While riads aren’t the cheapest option, they’re also not as expensive as most resorts. A nice Riad may be had for as little as $20 per night, and most offer a fantastic local breakfast as part of the package. Finding the Riads is the biggest challenge. Only a small portion of the Medina’s streets are depicted on Google Maps. The rest of the labyrinth is made up of smaller passageways. Additionally, you’ll likely have to wander about for a few minutes until you discover the appropriate door on Google Maps. Last but not least, several of the doors bear no markings at all. At the end of a long, dark, winding passageway, the magnificent Riad Star was simply identified with a single star on the entrance. Fortunately, many Riad managers will meet you in the city’s main square to show you the best routes to your destination.
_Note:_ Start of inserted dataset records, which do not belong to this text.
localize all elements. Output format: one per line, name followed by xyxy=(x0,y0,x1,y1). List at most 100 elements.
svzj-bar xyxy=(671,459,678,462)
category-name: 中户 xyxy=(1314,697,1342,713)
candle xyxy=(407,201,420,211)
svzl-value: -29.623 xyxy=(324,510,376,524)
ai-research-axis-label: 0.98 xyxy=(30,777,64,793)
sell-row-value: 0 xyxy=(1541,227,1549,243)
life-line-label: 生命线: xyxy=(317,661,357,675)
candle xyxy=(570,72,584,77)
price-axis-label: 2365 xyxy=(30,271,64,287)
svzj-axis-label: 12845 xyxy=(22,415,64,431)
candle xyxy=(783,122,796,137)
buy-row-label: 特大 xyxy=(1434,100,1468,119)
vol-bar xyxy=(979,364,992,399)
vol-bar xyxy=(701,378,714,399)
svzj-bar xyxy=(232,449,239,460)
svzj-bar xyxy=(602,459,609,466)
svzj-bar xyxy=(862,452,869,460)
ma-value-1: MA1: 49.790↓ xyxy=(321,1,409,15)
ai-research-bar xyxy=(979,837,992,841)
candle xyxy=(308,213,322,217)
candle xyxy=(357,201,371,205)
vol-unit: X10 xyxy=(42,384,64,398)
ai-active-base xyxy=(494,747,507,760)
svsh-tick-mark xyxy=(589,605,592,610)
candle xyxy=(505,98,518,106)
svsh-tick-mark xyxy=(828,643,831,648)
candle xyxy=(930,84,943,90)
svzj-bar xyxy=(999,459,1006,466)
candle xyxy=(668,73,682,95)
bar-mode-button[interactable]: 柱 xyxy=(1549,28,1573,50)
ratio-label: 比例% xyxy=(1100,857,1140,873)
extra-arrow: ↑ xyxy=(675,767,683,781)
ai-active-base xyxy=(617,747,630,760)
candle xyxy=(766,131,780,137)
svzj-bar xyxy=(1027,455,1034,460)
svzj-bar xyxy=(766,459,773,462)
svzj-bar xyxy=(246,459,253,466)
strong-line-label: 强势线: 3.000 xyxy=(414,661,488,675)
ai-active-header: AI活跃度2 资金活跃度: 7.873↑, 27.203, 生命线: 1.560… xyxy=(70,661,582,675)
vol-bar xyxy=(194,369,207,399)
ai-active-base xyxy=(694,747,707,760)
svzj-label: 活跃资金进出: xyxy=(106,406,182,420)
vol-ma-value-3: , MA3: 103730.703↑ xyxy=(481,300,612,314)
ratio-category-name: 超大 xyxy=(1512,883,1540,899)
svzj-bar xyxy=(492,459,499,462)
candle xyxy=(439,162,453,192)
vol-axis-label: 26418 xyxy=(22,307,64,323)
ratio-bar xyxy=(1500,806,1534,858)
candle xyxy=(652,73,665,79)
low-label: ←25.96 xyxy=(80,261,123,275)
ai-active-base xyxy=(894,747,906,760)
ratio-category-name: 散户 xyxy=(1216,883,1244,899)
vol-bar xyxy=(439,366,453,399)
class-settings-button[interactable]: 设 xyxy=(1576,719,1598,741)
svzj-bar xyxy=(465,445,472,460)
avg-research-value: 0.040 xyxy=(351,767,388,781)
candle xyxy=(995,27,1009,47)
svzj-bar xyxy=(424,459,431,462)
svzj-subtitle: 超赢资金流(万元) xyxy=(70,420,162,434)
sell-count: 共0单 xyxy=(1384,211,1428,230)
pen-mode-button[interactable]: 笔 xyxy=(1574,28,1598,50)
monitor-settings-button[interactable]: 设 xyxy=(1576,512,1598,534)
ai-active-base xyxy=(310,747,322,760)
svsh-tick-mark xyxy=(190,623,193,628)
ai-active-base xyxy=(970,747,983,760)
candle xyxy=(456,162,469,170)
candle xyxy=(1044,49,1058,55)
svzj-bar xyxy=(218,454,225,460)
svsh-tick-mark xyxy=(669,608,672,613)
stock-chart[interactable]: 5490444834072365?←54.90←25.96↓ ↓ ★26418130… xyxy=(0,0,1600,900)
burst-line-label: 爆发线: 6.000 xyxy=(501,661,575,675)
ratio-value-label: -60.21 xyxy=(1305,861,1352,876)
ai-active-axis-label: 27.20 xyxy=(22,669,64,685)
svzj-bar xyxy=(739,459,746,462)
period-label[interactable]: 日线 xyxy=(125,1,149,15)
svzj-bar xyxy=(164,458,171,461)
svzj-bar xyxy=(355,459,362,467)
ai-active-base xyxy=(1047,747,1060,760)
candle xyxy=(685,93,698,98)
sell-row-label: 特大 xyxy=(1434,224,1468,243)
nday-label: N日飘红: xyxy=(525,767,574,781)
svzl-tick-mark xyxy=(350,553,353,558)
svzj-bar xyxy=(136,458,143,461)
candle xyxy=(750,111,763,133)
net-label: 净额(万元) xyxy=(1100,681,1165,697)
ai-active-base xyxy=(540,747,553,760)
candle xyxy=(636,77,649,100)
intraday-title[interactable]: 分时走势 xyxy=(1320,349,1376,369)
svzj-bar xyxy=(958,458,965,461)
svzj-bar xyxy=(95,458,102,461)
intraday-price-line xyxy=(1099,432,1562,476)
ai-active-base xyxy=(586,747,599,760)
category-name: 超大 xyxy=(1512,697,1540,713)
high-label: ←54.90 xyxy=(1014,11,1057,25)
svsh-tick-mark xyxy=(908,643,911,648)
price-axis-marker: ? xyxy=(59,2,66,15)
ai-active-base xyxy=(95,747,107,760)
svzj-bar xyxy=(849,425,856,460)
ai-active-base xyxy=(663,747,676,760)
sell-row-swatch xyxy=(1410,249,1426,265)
Is Marrakech Cheap : Buses
For travel outside of the Medina, I always suggest taking the city buses…but only if you can locate the correct one. They only cost four dirhams ($0.42) each. They’re widely dispersed throughout the metropolis. It costs 30 dirhams to take Bus 19 from the airport (which is only a 15-minute drive from the Medina). Google Maps appears to display some of the buses. Use this interactive map for the remainder of your needs.
Taking the buses was strongly discouraged by a number of residents. When I asked if the buses would carry me to my destination, they said no, since they would be too crowded. As it turned out, it couldn’t have been any more incorrect. According to Google Maps, I could get to the railway station from the main square via four different buses. As soon as a bus arrived, I jumped on it. It was just the two of us on the bus. It may have looked like a 1960’s antique, but it got me to my destination at a fraction of the cost of a cab.
Is Marrakech Cheap: Taxis in Marrakech
Taxis are an option as well, but I wouldn’t call them inexpensive. Petit Taxis and Grand Taxis are both yellow, according to official city websites, and they are both accessible for use. Using the meter, which would likely cost $1-5 for a 15-minute ride, is the proper course of action. You can’t get a meter in any taxi in Marrakesh for the 12 days I was there!
I’m going to come clean about something. My entire stay in Marrakech was limited to a single taxi. I asked many drivers how much a cab would cost for a buddy. We took a bus from the Movenpick Hotel to the city center for 100 dirhams ($10.50). On the other hand, I have heard stories of individuals being charged up to $35 for a taxi journey that takes less than a quarter of an hour to complete.
If you need a taxi in Marrakech, avoid the Medina and the airport. Leaving the neighborhood, you should have a greater chance of getting picked up by a meter-using or inexpensive taxi. Unlike Rabat, where a taxi (the white one) costs only 5 dirhams, Marrakech is far more expensive.
Is Marrakech Cheap : Walking
Walking is the greatest method to see the city of Marrakech. Only if you’re staying in a city center resort will you need to use a taxi to go to most of the sites you’ll need to see during your vacation. Airports and bus stations can be reached in under an hour by foot, although I realize that’s a long walk for most people.
In order to navigate the Medina, you’ll have no choice but to walk everywhere. The narrow streets are too narrow for taxis. Unless you have a buddy who will give you a ride, it’s unlikely that you’ll be able to find a taxi service that uses motorcycles. Finding a certain shop or Riad amid the Medina’s infinite labyrinth is a feat in and of itself. Even while not everyone has your best interests in mind, those who gave me advice were beneficial. If you become lost, always keep a duplicate of your present location.